See Block Grant Transparency: July 2020 data here.
- The block grant publication sets out a detailed breakdown of the devolved administrations’ block grant funding and is intended to increase transparency of the block grant calculation process.
- This third edition provides information for the years covered by the 2015 Spending Review and Spending Round 2019, and includes funding up to Main Estimates 2020-21. The last release was in December 2018.
- The publication includes funding allocated to tackle coronavirus up to Main Estimates 2020-21. This totalled £6.0 billion; £3.1 billion for the Scottish Government, £1.9 billion for the Welsh Government and £1.0 billion for the Northern Ireland Executive.
- The UK Government announced last week this is increasing to at least £12.7 billion; £6.5 for the Scottish Government, £4.0 billion for the Welsh Government and £2.2 for the Northern Ireland Executive.
|Coronavirus funding included in the publication||£3.1bn||£1.9bn||£1.0bn||£6.0bn|
|Additional coronavirus funding not included in the publication||£3.4bn||£2.1bn||£1.2bn||£6.7bn|
|Total coronavirus support to DAs||£6.5bn||£4.0bn||£2.2bn||£12.7bn|
Block grant factsheet:
The devolved administrations in Scotland, Wales and Northern Ireland have control over policy areas which are devolved, such as education and health, but not over others which are reserved and therefore controlled directly by the UK Government, for example defence.

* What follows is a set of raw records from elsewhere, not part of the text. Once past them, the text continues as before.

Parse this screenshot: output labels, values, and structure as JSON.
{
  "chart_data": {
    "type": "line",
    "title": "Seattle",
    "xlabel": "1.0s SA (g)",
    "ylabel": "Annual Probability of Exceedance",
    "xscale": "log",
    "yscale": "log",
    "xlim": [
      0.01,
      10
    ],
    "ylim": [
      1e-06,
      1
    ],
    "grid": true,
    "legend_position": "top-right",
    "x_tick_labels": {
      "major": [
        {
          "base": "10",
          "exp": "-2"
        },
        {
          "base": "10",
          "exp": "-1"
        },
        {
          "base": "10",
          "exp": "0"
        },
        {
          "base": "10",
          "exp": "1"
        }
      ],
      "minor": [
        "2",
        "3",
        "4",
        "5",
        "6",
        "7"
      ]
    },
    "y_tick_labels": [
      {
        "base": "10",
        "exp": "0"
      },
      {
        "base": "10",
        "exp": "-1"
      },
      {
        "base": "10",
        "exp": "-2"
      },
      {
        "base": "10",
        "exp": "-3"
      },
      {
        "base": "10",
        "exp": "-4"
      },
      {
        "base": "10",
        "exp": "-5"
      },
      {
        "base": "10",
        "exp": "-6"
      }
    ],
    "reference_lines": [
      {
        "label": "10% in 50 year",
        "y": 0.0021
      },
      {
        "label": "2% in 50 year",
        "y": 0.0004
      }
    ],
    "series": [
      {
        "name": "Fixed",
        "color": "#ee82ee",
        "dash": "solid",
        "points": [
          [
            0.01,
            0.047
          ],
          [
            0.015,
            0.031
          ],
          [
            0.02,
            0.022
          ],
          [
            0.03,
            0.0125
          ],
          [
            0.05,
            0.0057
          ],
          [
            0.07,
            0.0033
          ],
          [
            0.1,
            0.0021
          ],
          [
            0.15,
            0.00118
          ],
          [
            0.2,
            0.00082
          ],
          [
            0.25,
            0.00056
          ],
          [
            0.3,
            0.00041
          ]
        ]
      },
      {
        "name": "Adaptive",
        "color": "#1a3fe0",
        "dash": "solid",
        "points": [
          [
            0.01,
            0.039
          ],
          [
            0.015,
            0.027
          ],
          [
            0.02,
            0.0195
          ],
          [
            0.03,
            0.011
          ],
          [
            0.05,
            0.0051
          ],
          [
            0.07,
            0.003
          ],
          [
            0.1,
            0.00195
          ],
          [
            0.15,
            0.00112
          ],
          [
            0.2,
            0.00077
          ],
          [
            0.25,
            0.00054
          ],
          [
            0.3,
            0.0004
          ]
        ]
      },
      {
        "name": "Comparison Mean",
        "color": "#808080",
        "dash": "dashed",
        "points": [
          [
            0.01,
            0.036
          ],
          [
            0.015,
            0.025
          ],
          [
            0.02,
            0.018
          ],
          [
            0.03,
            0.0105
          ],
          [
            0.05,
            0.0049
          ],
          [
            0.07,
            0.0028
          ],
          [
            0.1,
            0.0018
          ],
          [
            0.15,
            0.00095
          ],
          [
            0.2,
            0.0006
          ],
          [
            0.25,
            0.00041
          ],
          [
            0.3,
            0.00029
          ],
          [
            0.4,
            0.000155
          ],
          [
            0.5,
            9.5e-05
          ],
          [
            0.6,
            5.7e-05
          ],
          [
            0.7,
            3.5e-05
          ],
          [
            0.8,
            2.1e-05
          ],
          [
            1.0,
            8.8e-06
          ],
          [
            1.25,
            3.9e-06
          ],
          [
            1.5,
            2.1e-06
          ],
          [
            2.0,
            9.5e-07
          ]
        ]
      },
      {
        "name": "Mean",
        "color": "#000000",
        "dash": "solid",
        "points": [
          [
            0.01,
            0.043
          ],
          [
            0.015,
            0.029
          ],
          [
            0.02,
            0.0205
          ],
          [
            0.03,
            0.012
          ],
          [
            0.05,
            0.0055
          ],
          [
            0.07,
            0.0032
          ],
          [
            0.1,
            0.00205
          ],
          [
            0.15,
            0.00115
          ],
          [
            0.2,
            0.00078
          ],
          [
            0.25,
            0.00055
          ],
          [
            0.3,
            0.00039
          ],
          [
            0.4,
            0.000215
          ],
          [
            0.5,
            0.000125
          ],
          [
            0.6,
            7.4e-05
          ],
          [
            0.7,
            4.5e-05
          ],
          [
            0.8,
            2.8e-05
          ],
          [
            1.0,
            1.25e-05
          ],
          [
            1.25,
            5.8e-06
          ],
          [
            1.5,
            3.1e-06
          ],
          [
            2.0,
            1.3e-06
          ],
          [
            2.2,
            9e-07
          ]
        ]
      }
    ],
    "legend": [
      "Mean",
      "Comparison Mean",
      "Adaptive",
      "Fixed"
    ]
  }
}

The devolved administrations receive funding from the UK Government largely through ‘block grants’ for devolved areas, while policy which is reserved is funded directly by the UK Government.
The Barnett formula determines changes to the block grant funding in relation to changes in UK Government departmental spending. The formula essentially provides the same pounds-per-person change in funding in each nation of the UK. It is applied when departmental budgets change at Spending Reviews, fiscal events and Main/Supplementary Estimates.
The Barnett formula comprises three elements: the change in departmental spending; the extent to which the departmental spending is on a policy area that is devolved in Scotland, Wales and Northern Ireland; and population.
The Barnett-based block grants are increased in relation to devolved welfare powers and reduced in relation to devolved tax powers (with the devolved administrations retaining devolved tax revenues).
The UK government funding provided to the devolved administrations is the Barnett-based block grant after these adjustments for welfare and tax devolution.
Once the block grant has been determined, the devolved administrations have freedom to make their own spending decisions in areas of devolved responsibilities within the overall totals.